Tweed Marijuana is Canada’s newest publicly traded marijuana stock, and investors can’t seem to get enough of it. Despite its volume, blowing away anything speculators have seen in recent weeks on the TSX Venture, investors are beginning to fret over its true valuation.
Tweed Marijuana Inc. (TWD:TSXV) was up 33% to $3.45 per share Monday, after closing at $2.59 Friday.
From a dollar value standpoint, Tweed had traded more than the 20 most liquid stocks on the TSX Venture combined Monday! It had traded some $15.8 million worth by 1:05 PM EST.
This kind of domination is unprecedented on the TSX Venture. Monday was Tweed’s second day as a publicly traded company and investors could not contain themselves.
Tweed stepped into the exploding marijuana marketplace with an air of credibility due to the fact that Health Canada has approved it of being a licenced producer of medical marijuana.
Unlike the majority of medical marijuana-related publicly traded companies on the TSX Venture or CSE, which have a limited business plan or defined model for profiting from the rise of legal marijuana, Tweed is the first publicly traded manufacturer of the drug.
Operating out of the former Hershey chocolate factory in Smiths Falls, Ontario, hasn’t hurt the company’s image either.
Tweed has transformed the old factory into a state-of-the-art licensed facility for growing and harvesting medical marijuana. It has provided jobs and soon rising tax revenues to a region of Canada that desperately needs both.
The company’s Chairman, Bruce Linton, currently sits as Canada’s representative on the World Bank’s Water Sanitation Program Advisory Council as well as the Cleantech Advisory Board for Foreign Affairs, Trade and Development Canada. He brings a background worthy of confidence and investors have been less weary towards Tweed, possibly for this reason.
The majority of marijuana-related stocks were down Monday, while Tweed was up 32% to $3.44 per share. This could be a sign that a flight to quality amongst marijuana-related stocks is firmly underway.

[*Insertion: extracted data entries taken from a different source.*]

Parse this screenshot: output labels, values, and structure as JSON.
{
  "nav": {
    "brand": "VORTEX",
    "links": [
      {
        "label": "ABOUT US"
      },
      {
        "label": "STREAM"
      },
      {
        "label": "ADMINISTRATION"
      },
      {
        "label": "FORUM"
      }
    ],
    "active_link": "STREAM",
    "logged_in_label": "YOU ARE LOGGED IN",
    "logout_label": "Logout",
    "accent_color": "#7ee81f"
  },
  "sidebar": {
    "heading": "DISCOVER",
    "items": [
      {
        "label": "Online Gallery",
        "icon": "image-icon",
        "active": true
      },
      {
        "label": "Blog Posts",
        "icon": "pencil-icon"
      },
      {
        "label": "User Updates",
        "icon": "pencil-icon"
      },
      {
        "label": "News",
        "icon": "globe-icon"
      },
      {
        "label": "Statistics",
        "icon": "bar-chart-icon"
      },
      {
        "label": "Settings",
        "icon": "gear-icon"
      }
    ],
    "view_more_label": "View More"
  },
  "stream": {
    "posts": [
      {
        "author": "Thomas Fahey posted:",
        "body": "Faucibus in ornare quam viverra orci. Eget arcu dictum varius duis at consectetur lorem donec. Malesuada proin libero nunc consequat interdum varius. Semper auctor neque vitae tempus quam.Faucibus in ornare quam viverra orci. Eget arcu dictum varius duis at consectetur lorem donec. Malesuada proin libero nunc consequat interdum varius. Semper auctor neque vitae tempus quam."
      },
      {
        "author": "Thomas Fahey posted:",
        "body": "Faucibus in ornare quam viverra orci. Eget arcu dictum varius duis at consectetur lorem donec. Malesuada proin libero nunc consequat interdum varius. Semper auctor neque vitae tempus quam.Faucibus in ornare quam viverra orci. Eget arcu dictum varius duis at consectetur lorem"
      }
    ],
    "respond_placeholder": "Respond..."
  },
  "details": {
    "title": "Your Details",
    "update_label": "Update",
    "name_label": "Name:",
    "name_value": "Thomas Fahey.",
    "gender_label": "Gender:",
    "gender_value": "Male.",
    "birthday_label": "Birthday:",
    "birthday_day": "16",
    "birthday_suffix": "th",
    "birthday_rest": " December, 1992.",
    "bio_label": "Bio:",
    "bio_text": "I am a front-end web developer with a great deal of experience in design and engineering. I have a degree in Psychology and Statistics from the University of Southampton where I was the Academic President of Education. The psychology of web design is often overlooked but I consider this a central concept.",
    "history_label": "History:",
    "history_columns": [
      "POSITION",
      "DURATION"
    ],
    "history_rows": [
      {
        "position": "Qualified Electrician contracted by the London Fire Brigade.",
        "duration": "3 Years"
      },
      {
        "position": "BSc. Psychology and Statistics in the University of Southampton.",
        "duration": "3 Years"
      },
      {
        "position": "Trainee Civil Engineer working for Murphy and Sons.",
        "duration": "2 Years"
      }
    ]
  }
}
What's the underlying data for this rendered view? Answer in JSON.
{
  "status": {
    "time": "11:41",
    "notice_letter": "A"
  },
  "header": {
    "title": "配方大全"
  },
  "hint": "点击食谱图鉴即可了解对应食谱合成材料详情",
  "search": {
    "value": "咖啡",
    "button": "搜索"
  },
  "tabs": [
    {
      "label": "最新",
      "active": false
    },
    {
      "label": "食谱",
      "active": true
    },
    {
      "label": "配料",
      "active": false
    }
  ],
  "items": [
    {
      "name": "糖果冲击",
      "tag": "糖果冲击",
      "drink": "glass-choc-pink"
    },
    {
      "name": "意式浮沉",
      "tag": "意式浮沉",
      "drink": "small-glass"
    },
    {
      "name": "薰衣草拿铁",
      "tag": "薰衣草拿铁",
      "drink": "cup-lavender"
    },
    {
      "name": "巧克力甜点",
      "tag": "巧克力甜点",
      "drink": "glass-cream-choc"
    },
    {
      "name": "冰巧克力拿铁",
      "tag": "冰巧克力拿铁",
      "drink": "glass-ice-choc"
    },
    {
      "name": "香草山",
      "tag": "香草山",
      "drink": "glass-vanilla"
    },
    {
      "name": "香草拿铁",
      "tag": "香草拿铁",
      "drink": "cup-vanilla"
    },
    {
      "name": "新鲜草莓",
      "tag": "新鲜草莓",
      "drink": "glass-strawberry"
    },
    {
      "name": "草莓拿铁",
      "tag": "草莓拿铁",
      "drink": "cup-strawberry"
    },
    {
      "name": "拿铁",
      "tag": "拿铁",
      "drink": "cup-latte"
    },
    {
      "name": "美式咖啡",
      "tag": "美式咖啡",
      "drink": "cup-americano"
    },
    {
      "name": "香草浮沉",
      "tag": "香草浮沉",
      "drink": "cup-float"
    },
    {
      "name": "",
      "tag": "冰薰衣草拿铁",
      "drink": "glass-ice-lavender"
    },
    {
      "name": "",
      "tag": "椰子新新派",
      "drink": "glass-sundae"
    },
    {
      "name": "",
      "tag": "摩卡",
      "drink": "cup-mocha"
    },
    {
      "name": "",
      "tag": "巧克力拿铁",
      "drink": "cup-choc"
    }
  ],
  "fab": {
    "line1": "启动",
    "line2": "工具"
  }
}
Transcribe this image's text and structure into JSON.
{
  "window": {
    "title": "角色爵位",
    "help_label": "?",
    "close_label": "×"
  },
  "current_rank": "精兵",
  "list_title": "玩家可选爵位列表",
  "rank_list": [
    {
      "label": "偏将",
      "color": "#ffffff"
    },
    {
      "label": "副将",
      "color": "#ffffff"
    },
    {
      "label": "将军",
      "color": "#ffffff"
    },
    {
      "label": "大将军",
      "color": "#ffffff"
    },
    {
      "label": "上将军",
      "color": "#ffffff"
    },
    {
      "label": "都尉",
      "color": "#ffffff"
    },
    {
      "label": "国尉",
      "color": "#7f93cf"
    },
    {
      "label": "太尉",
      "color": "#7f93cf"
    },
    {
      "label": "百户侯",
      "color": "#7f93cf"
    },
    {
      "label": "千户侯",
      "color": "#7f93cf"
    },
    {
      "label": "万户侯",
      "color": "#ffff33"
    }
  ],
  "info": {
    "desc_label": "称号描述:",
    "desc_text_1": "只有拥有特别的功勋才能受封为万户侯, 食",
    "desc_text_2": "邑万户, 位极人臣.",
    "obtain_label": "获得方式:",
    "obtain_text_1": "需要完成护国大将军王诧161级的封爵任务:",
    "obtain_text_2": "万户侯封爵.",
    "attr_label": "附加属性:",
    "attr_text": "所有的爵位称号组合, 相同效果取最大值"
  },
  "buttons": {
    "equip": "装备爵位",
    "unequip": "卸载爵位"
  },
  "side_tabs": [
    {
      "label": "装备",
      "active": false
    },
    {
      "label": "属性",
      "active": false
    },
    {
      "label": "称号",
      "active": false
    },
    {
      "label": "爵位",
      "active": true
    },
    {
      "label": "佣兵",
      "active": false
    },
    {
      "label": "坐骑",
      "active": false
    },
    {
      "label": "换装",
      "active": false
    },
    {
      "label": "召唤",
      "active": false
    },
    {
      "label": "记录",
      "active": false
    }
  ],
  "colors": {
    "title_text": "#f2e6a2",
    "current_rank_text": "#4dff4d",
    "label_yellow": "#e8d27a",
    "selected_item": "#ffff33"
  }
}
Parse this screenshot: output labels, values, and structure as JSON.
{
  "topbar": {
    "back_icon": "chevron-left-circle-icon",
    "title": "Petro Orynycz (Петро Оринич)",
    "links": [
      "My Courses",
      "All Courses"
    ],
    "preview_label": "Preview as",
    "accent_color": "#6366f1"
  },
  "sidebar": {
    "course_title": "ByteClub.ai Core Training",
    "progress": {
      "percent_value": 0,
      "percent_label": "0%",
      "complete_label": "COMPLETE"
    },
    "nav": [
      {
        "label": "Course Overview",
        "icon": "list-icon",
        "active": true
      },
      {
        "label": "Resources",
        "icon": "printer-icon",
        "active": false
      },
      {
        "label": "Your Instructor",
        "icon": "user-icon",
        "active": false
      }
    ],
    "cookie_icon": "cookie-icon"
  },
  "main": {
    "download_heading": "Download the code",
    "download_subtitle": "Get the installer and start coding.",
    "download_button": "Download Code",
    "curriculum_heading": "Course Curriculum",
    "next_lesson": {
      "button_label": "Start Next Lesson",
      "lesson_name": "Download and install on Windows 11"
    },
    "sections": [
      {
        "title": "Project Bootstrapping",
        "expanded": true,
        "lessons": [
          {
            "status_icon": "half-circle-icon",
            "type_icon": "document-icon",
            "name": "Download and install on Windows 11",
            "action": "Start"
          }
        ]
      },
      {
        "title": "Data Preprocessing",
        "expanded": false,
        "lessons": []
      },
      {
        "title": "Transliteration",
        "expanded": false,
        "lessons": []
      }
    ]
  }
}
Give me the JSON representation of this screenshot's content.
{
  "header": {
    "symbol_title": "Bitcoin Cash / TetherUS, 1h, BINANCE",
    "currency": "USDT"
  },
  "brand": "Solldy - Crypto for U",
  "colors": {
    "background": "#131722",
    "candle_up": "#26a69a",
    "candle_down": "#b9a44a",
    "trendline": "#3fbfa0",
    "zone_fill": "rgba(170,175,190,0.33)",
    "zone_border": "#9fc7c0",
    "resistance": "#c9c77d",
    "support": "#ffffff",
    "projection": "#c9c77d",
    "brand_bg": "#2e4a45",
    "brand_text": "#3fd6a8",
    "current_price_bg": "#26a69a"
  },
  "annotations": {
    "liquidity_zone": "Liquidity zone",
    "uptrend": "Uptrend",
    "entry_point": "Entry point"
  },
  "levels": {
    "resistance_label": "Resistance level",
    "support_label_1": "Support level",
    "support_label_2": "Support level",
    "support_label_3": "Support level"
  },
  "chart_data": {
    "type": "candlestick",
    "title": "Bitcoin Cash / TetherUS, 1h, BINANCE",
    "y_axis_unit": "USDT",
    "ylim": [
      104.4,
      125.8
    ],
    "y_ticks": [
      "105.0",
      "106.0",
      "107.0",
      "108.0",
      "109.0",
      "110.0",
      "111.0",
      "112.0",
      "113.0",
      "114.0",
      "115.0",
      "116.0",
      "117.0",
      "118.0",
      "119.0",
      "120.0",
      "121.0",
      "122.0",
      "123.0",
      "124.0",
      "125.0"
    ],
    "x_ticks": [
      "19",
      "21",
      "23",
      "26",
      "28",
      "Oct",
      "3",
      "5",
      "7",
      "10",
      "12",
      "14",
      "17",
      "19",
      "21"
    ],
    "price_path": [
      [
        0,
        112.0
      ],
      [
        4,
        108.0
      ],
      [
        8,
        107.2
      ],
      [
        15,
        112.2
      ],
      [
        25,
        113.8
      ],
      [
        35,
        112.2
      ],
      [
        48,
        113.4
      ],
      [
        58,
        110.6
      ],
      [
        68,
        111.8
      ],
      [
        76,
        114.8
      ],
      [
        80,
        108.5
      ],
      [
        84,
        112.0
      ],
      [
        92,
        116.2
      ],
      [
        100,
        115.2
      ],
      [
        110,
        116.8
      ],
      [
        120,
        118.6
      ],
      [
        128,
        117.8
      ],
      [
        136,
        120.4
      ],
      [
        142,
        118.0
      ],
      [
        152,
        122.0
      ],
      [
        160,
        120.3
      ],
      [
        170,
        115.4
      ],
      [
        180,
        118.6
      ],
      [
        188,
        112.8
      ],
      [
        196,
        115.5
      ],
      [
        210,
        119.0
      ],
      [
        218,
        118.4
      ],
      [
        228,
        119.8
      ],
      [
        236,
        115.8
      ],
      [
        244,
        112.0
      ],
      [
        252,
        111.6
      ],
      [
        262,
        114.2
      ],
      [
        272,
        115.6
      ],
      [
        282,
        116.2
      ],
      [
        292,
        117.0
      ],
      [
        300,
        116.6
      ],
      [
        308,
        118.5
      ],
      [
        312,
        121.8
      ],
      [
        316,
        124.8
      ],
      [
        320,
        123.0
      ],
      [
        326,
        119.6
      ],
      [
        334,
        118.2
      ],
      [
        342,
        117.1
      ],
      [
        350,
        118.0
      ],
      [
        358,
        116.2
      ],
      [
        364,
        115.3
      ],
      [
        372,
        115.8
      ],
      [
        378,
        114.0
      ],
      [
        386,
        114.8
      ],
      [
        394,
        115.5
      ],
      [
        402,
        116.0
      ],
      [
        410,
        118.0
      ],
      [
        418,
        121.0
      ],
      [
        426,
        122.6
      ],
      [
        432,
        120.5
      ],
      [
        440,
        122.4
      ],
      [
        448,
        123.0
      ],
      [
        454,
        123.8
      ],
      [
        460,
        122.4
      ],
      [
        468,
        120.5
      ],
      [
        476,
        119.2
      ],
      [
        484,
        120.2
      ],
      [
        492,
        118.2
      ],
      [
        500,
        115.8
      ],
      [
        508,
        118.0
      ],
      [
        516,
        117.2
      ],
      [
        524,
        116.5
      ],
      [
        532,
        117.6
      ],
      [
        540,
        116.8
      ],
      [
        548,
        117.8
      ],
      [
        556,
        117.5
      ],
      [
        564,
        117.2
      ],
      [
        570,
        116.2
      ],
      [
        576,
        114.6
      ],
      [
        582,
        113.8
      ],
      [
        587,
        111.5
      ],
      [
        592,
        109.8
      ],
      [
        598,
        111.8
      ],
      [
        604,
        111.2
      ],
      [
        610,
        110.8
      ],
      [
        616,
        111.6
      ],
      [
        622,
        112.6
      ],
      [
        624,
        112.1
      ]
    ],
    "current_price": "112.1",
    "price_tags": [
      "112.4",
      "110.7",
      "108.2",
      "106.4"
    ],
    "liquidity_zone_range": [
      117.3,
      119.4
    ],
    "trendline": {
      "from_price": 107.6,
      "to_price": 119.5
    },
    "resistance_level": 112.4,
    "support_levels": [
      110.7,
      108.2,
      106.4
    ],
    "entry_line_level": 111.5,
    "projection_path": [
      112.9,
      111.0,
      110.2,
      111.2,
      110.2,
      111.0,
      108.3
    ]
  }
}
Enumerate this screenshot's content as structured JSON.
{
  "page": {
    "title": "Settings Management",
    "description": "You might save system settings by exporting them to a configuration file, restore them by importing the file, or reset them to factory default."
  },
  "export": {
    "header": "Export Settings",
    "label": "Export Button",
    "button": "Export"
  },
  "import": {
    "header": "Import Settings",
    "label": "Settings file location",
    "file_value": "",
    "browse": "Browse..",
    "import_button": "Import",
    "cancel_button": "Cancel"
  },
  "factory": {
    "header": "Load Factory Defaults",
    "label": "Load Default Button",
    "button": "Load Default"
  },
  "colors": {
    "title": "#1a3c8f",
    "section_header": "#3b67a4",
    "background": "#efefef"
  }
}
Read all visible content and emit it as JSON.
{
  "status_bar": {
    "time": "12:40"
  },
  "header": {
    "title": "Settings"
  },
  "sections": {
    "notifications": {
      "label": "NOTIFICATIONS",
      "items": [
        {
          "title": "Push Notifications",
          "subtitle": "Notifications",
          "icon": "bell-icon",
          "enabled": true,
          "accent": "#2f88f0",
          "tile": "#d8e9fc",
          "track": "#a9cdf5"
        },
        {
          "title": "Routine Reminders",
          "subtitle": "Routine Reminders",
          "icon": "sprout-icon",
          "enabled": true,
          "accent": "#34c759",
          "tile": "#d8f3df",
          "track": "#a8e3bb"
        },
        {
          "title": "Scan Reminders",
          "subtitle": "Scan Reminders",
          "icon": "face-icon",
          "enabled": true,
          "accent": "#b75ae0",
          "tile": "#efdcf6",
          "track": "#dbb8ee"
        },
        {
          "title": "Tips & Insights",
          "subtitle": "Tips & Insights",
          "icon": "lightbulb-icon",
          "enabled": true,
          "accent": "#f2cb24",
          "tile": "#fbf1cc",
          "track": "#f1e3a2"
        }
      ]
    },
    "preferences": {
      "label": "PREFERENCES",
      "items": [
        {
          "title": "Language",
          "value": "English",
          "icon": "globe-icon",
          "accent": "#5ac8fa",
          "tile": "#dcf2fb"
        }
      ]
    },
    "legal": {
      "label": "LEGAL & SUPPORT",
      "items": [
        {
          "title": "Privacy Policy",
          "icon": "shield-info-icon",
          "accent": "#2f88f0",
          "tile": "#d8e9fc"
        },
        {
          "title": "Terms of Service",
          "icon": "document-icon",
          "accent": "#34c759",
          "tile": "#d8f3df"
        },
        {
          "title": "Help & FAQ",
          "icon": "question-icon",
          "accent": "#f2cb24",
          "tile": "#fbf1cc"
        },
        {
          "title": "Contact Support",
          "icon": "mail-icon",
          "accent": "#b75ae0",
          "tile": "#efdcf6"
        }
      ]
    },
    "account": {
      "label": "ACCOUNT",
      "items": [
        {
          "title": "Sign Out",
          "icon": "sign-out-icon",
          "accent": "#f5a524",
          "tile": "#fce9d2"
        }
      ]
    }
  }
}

The Huffington Post recently reported that the company’s 5,000-square-foot vault can store up to 15 million grams, or $150 million-worth, of dried marijuana. The facility itself is 180,000 square feet.
James West of the Midas Letter recently wrote that, “Tweed estimates that its average selling price will be $8.80 per gram of marijuana, which implies gross annual revenue of CA$132 million, or $3.77 a share.”
This valuation had some investors debating the true value of Tweed’s business model – especially after opening at $4.60 per share on Friday only to collapse to $2.59 by the close.
Tweed has explained that heating, ventilation, and air conditioning will be the company’s biggest expenses.
Until Tweed is publicly reporting its costs, margins and EBITDA for a few quarters, speculation will continue. The fact Tweed opted to list on the TSX Venture should embolden the exchange and start-ups that frequent it. Tweed’s market cap sat at $120 million Monday morning.
Tweed has already had to deal with red tape after a shipment of marijuana was seized at the Kelowna airport. The company is waiting on answers from the RCMP as it believes it followed protocol to a tee. With that said, the idea of large amounts of marijuana being shipped all over the country clearly has authorities on edge.